We can think of the K-means algorithm as a matrix reconstruction problem, where samples are assigned to latent classes described by combinations of gene expression levels. As we increase the number of latent classes, the matrix reconstruction gets better until every sample is its own latent class. However, that limit is not useful. Intuitively, there must be a trade-off between reconstruction accuracy and the number of trade-offs. We would like to penalize matrix reconstructions that use a large number of latent class in order to generate an inverted U curve that shows us a solution that both reconstructs the data accurately AND has relatively few clusters. We could define such a function to be:

$$L = S + 1,000\cdot i^2$$

In this case, $L$ is our loss function, $S$ is the inertia of the K-means solution (think of this as the reconstruction error) and $i$ is the number of clusters.

Now, we can build code that will explore a range of clusters and figure out their loss function values.

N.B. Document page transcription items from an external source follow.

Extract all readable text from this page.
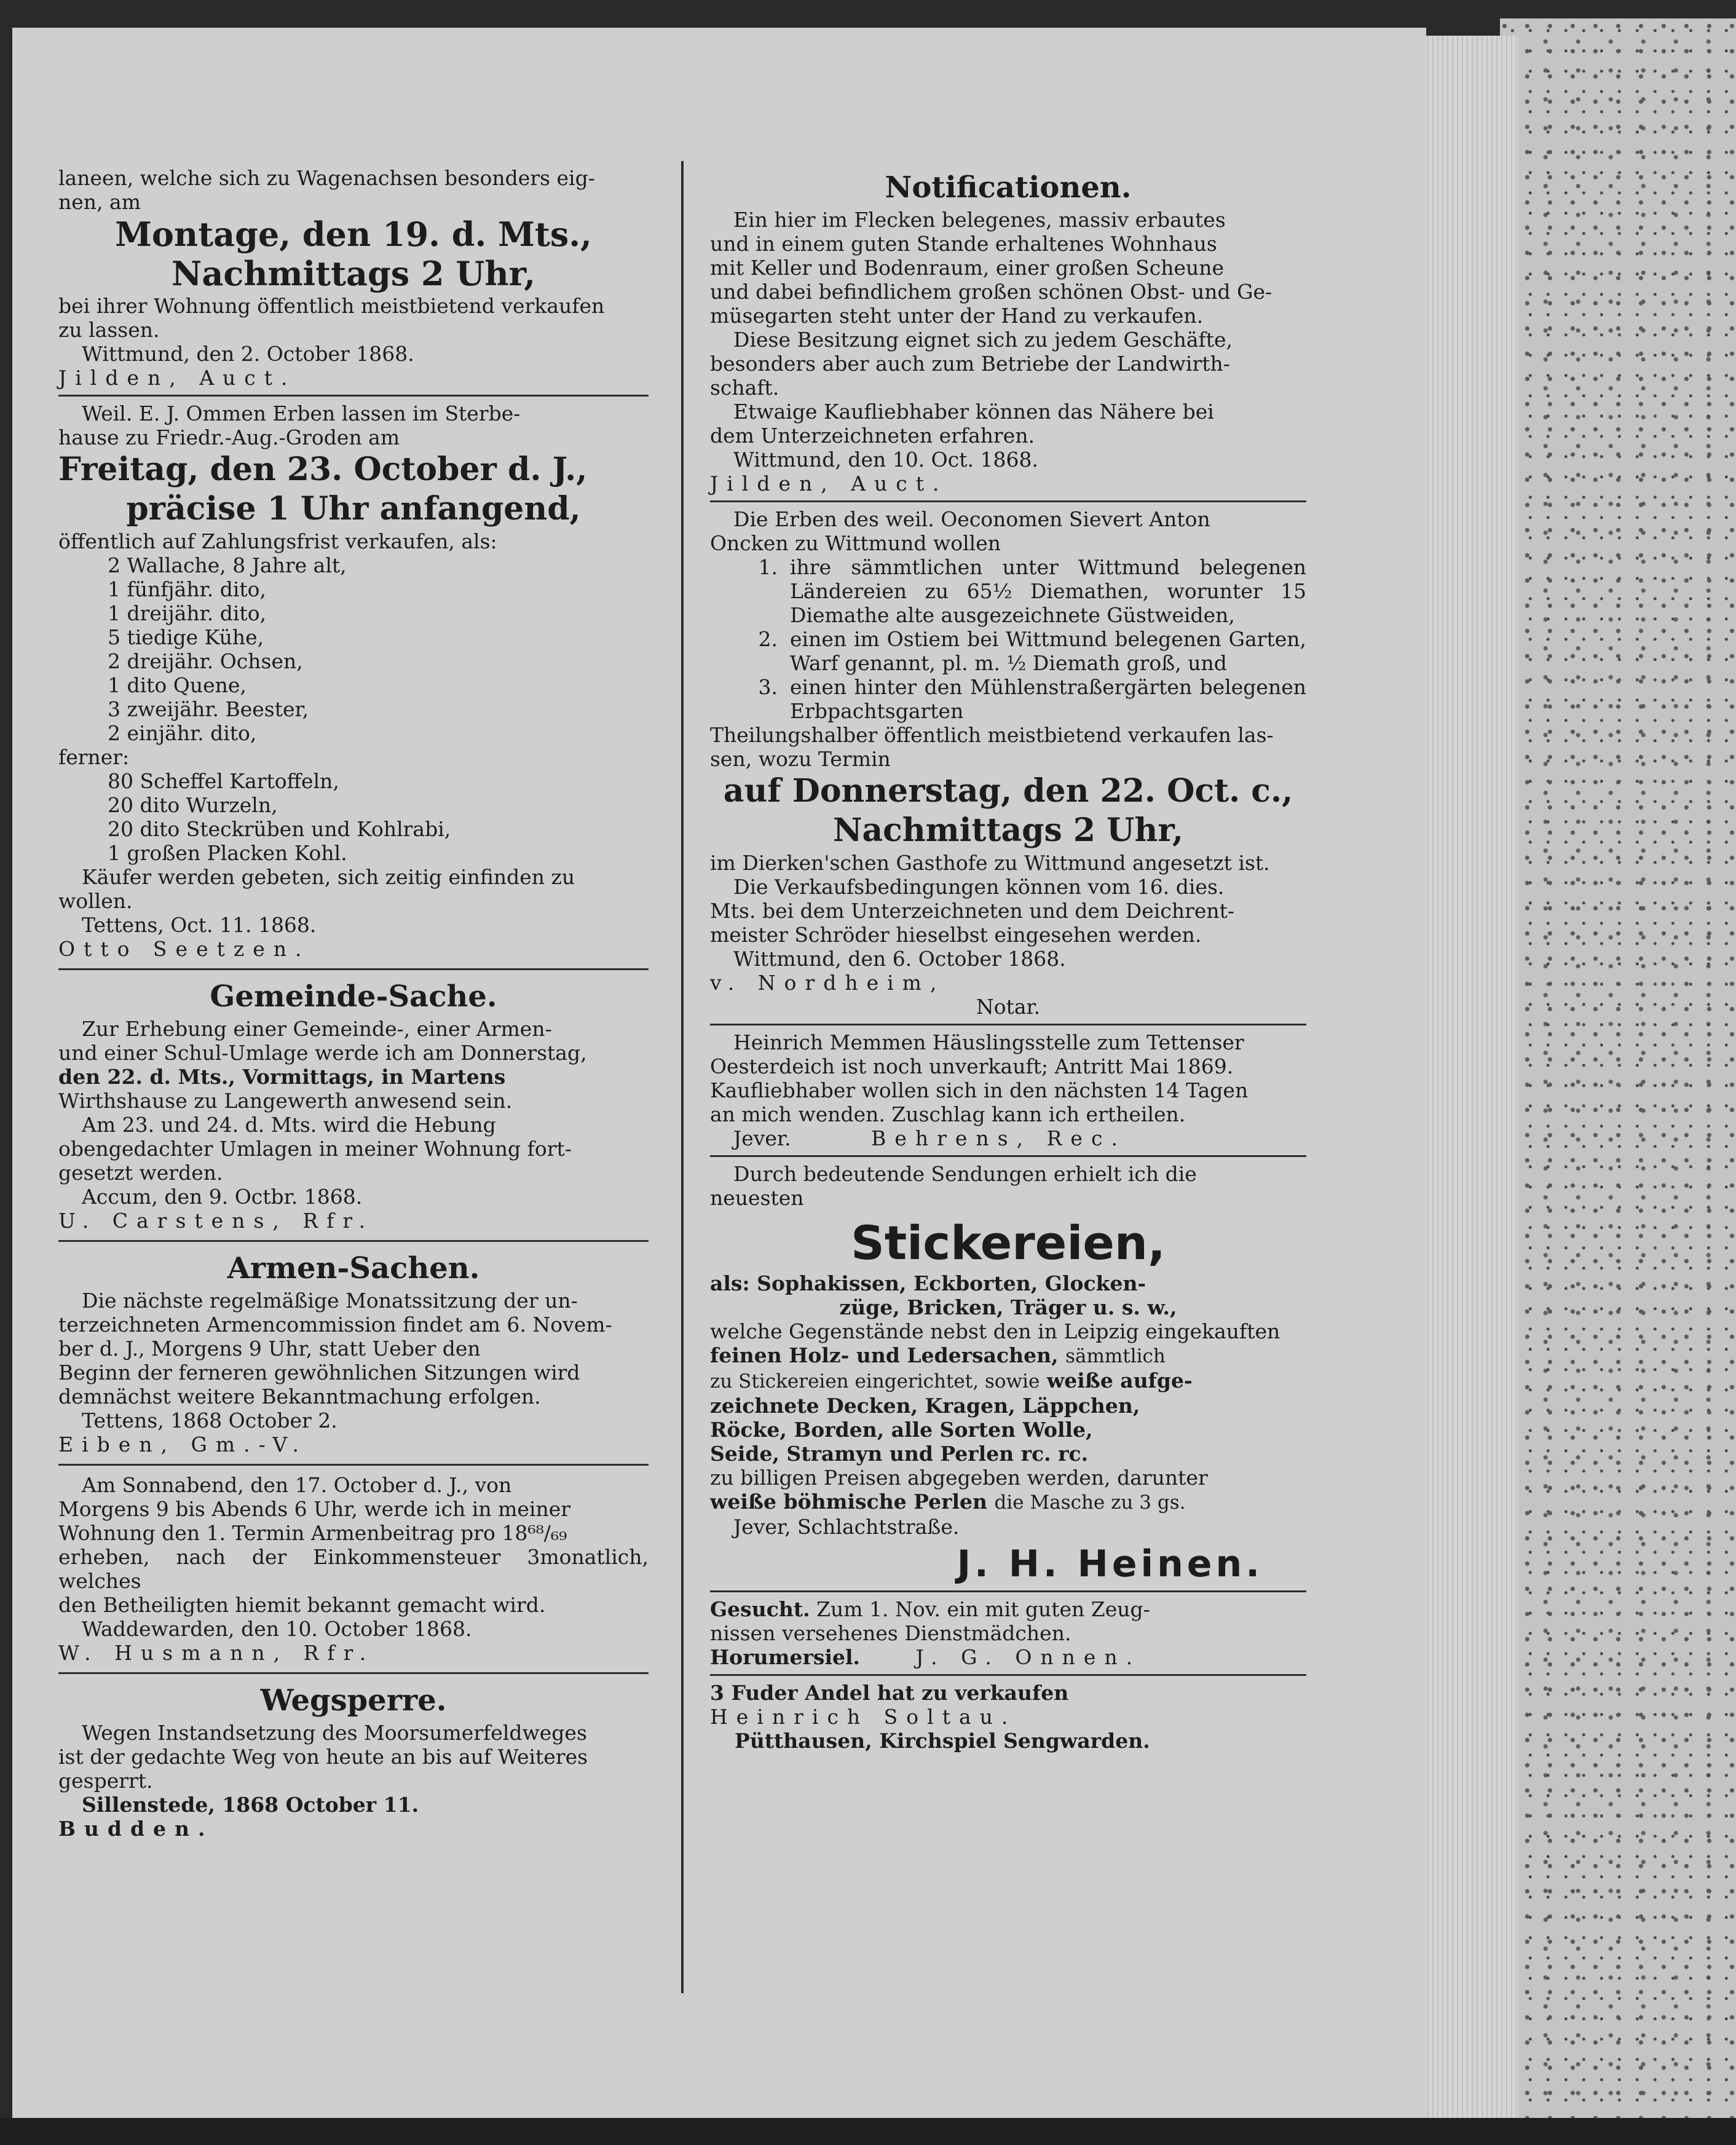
laneen, welche sich zu Wagenachsen besonders eig-

nen, am

Montage, den 19. d. Mts.,
Nachmittags 2 Uhr,

bei ihrer Wohnung öffentlich meistbietend verkaufen

zu lassen.

Wittmund, den 2. October 1868.

Jilden, Auct.

Weil. E. J. Ommen Erben lassen im Sterbe-

hause zu Friedr.-Aug.-Groden am

Freitag, den 23. October d. J.,
präcise 1 Uhr anfangend,

öffentlich auf Zahlungsfrist verkaufen, als:

2 Wallache, 8 Jahre alt,

1 fünfjähr. dito,

1 dreijähr. dito,

5 tiedige Kühe,

2 dreijähr. Ochsen,

1 dito Quene,

3 zweijähr. Beester,

2 einjähr. dito,

ferner:

80 Scheffel Kartoffeln,

20 dito Wurzeln,

20 dito Steckrüben und Kohlrabi,

1 großen Placken Kohl.

Käufer werden gebeten, sich zeitig einfinden zu

wollen.

Tettens, Oct. 11. 1868.

Otto Seetzen.

Gemeinde-Sache.

Zur Erhebung einer Gemeinde-, einer Armen-

und einer Schul-Umlage werde ich am Donnerstag,

den 22. d. Mts., Vormittags, in Martens

Wirthshause zu Langewerth anwesend sein.

Am 23. und 24. d. Mts. wird die Hebung

obengedachter Umlagen in meiner Wohnung fort-

gesetzt werden.

Accum, den 9. Octbr. 1868.

U. Carstens, Rfr.

Armen-Sachen.

Die nächste regelmäßige Monatssitzung der un-

terzeichneten Armencommission findet am 6. Novem-

ber d. J., Morgens 9 Uhr, statt Ueber den

Beginn der ferneren gewöhnlichen Sitzungen wird

demnächst weitere Bekanntmachung erfolgen.

Tettens, 1868 October 2.

Eiben, Gm.-V.

Am Sonnabend, den 17. October d. J., von

Morgens 9 bis Abends 6 Uhr, werde ich in meiner

Wohnung den 1. Termin Armenbeitrag pro 18⁶⁸/₆₉

erheben, nach der Einkommensteuer 3monatlich, welches

den Betheiligten hiemit bekannt gemacht wird.

Waddewarden, den 10. October 1868.

W. Husmann, Rfr.

Wegsperre.

Wegen Instandsetzung des Moorsumerfeldweges

ist der gedachte Weg von heute an bis auf Weiteres

gesperrt.

Sillenstede, 1868 October 11.

Budden.

Notificationen.

Ein hier im Flecken belegenes, massiv erbautes

und in einem guten Stande erhaltenes Wohnhaus

mit Keller und Bodenraum, einer großen Scheune

und dabei befindlichem großen schönen Obst- und Ge-

müsegarten steht unter der Hand zu verkaufen.

Diese Besitzung eignet sich zu jedem Geschäfte,

besonders aber auch zum Betriebe der Landwirth-

schaft.

Etwaige Kaufliebhaber können das Nähere bei

dem Unterzeichneten erfahren.

Wittmund, den 10. Oct. 1868.

Jilden, Auct.

Die Erben des weil. Oeconomen Sievert Anton

Oncken zu Wittmund wollen

1. ihre sämmtlichen unter Wittmund belegenen Ländereien zu 65½ Diemathen, worunter 15 Diemathe alte ausgezeichnete Güstweiden,
2. einen im Ostiem bei Wittmund belegenen Garten, Warf genannt, pl. m. ½ Diemath groß, und
3. einen hinter den Mühlenstraßergärten belegenen Erbpachtsgarten

Theilungshalber öffentlich meistbietend verkaufen las-

sen, wozu Termin

auf Donnerstag, den 22. Oct. c.,
Nachmittags 2 Uhr,

im Dierken'schen Gasthofe zu Wittmund angesetzt ist.

Die Verkaufsbedingungen können vom 16. dies.

Mts. bei dem Unterzeichneten und dem Deichrent-

meister Schröder hieselbst eingesehen werden.

Wittmund, den 6. October 1868.

v. Nordheim,

Notar.

Heinrich Memmen Häuslingsstelle zum Tettenser

Oesterdeich ist noch unverkauft; Antritt Mai 1869.

Kaufliebhaber wollen sich in den nächsten 14 Tagen

an mich wenden. Zuschlag kann ich ertheilen.

Jever.	Behrens, Rec.

Durch bedeutende Sendungen erhielt ich die

neuesten

Stickereien,

als: Sophakissen, Eckborten, Glocken-

züge, Bricken, Träger u. s. w.,

welche Gegenstände nebst den in Leipzig eingekauften

feinen Holz- und Ledersachen, sämmtlich

zu Stickereien eingerichtet, sowie weiße aufge-

zeichnete Decken, Kragen, Läppchen,

Röcke, Borden, alle Sorten Wolle,

Seide, Stramyn und Perlen rc. rc.

zu billigen Preisen abgegeben werden, darunter

weiße böhmische Perlen die Masche zu 3 gs.

Jever, Schlachtstraße.

J. H. Heinen.

Gesucht. Zum 1. Nov. ein mit guten Zeug-

nissen versehenes Dienstmädchen.

Horumersiel.	J. G. Onnen.

3 Fuder Andel hat zu verkaufen

Heinrich Soltau.

Pütthausen, Kirchspiel Sengwarden.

However, keeping in mind that the reconstructions vary from run to run, we should probably re-run the K-means algorithm a few times to make sure the reconstruction we got any one time is not a particularly good or bad one.

In [9]:
for j in range(10):
loss = []
for i in range(2, 12):
# run kmeans
kmeans = KMeans(n_clusters=i, algorithm='full').fit(train[0])
loss += [kmeans.inertia_ + 10 ** 3 * i ** 2]
# plot results:
plt.scatter(range(2, 12), loss)

# prettify
plt.xlabel('Cluster Number')
plt.ylabel('Loss')
_ = plt.title('K-means Loss')

It would appear that the K-means algorithm subject to the aforementioned loss-function thinks the data can best be explained by clusters 7 or maybe 8 clusters. The curve appears to be pretty flat in that region, which is interesting. However, please note this minimum is strongly subject to the penalty associated with the cluster number: if we decrease the penalty, the loss function will be minimized at higher cluster numbers, so it's a good idea to think about how to select that parameter. Such a topic is beyond the scope of this notebook, but a good rule of thumb probably is that the cluster number penalty must achieve comparable values to the reconstruction error values (otherwise, the loss function will be dominated entirely by the reconstruction term)

# How many clusters does NMF think there are?¶

I've said before that NMF is approximately the same to K-means. So let's try running that here, using the loss function:

$$L = S_{NMF} + i^2$$

Please note that since NMF accepts non-negative values only, we will not use the scaled data. Instead, we will use log(TMM + 1) data, but we will subset it in the same way as the K-means data. We could re-scale the data by dividing each gene expression level by its standard deviation but I'm lazy.

In [10]:
train, test = generate_train_and_test(logdf)
loss = []
for i in range(2, 6):
nmf = NMF(i, max_iter=10000, alpha=0.3, init='nndsvd', l1_ratio=0.3)
W = nmf.fit_transform(train[0])
loss += [nmf.reconstruction_err_ + i ** 2]
In [11]:
plt.plot(range(2, 6), loss)
plt.xlabel('Cluster Number')
plt.ylabel('Loss')
_ = plt.title('NMF Loss')

NMF seems to think there's between 3 and 5 clusters, subject to the loss function we defined. Both algorithms seem to think we should split up the luminal cancers a bit more to really explain variation well.